El mes de junio, que fue muy caluroso, pasó sin más incidentes que un par de
escaramuzas iniciadas por nosotros contra un ejército que, fatigado por las campañas
anteriores, intentaba tan sólo un acto de presencia. A su frente se hallaban capitanes
valientes, que ardían en deseos de reemprender la guerra verdadera, cansados de lucirse,
delante de sus soldados o de alguna dama, con armas relucientes y relampagueantes
airones. Quiso marcar el rey Fernando aquellos días con una solemne ceremonia, que se
realizó una dulce mañana al aire libre. Fue la de armar caballero, ante nuestros ojos, a su
hijo el príncipe don Juan, que contaba a la sazón doce años. Mis súbditos asistieron,
fingiendo burlarse, pero impresionados, a los ritos aparatosos.
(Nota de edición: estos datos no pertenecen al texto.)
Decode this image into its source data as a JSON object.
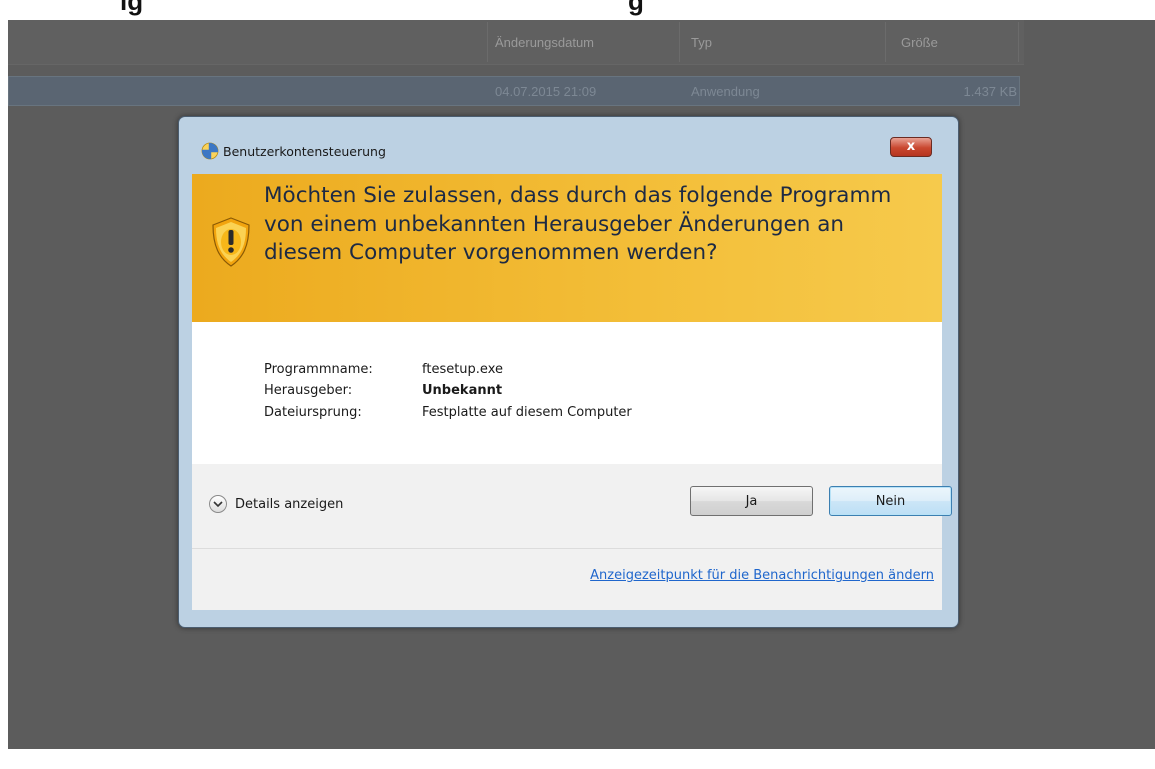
{
  "caption": {
    "left_fragment": "ig",
    "right_fragment": "g"
  },
  "explorer": {
    "columns": [
      "Änderungsdatum",
      "Typ",
      "Größe"
    ],
    "file_row": {
      "date": "04.07.2015 21:09",
      "type": "Anwendung",
      "size": "1.437 KB"
    }
  },
  "dialog": {
    "title": "Benutzerkontensteuerung",
    "close_label": "x",
    "question": "Möchten Sie zulassen, dass durch das folgende Programm von einem unbekannten Herausgeber Änderungen an diesem Computer vorgenommen werden?",
    "fields": [
      {
        "label": "Programmname:",
        "value": "ftesetup.exe"
      },
      {
        "label": "Herausgeber:",
        "value": "Unbekannt"
      },
      {
        "label": "Dateiursprung:",
        "value": "Festplatte auf diesem Computer"
      }
    ],
    "details_label": "Details anzeigen",
    "yes_label": "Ja",
    "no_label": "Nein",
    "notify_link": "Anzeigezeitpunkt für die Benachrichtigungen ändern"
  },
  "icons": {
    "title": "uac-shield-icon",
    "banner": "warning-shield-icon",
    "details": "chevron-down-icon"
  },
  "colors": {
    "banner": "#f0b52c",
    "link": "#1f66cc",
    "close_button": "#c9472f"
  }
}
Los padrinos del novicio eran
dos irreconciliables rivales: el duque—marqués de Cádiz y el duque de Medina Sidonia.
Desde la torre de Armas, Moraima y yo contemplamos el soleado y vistoso
espectáculo, considerando sin decirlo qué distintas a aquéllas eran las circunstancias en que
vivía nuestro hijo, no muy alejado ya de la edad del muchacho cristiano.
Tratando de desatender los desafíos, tácitos o expresos, y las exhibiciones
envenenadas, nosotros emprendimos las labores de la tierra que las anteriores talas nos
permitían; introdujimos en la ciudad no muchos bastimentos, ante la duda de cuánto duraría
tal quietud, y continuamos las relaciones con los campesinos de las Alpujarras, bravíos por
su geografía, enardecidos por su fe, y apesadumbrados por su subordinación y expolio.
Supimos entonces un percance en la cercana Torre Román, donde se refugiaban los
cultivadores de la Vega. A ella se dirigió una noche un grupo de granadinos en solicitud de
abrigo contra los cristianos que los perseguían. Se les franqueó la entrada con fraternal
alegría, y, un instante después, desnudos los alfanjes, se apoderaron de la Torre.
El que venía al frente del grupo era el príncipe Yaya. Así quería confirmar su fidelidad
—como si en él cupiese— al rey Fernando. La ciudad entera se estremeció de ira al conocer
la hazaña, y yo mismo pensé que la venganza es a veces el mayor de los placeres.
Fue en ese mes en el que yo, sobre un mapa, tracé la táctica para acercarme al mar.
Necesitaba un punto de desembarque, porque la excusa para negarme sus auxilios que
daba el sultán marroquí era que no se arriesgaba a enviármelos a una costa enemiga.
Planeé acercarme hacia los puertos tradicionales de mi monarquía, Almuñécar y Salobreña,
a través de Alhendín.
Sin su conquista, la vía hacia el mar era imposible.
La noticia de la empresa, aunque la llevé con la mayor reserva, corrió como la pólvora.
Por las vertientes de Sierra Solera, que conservaba aún la nieve a pesar del calor en
aumento, se derramó un pueblo ansioso de batirse, más ansioso cuanto más humillado. Lo
componían una juventud alterada, que se responsabilizaba de su propio futuro; unos
pastores de aspecto desconocido y fiero, que forcejeaban por no doblegarse, y unos
creyentes forjados en el retiro de las nieves perpetuas, que no se habían enterado hasta
entonces de que el único reducto del Islam que quedaba en España era Granada ya.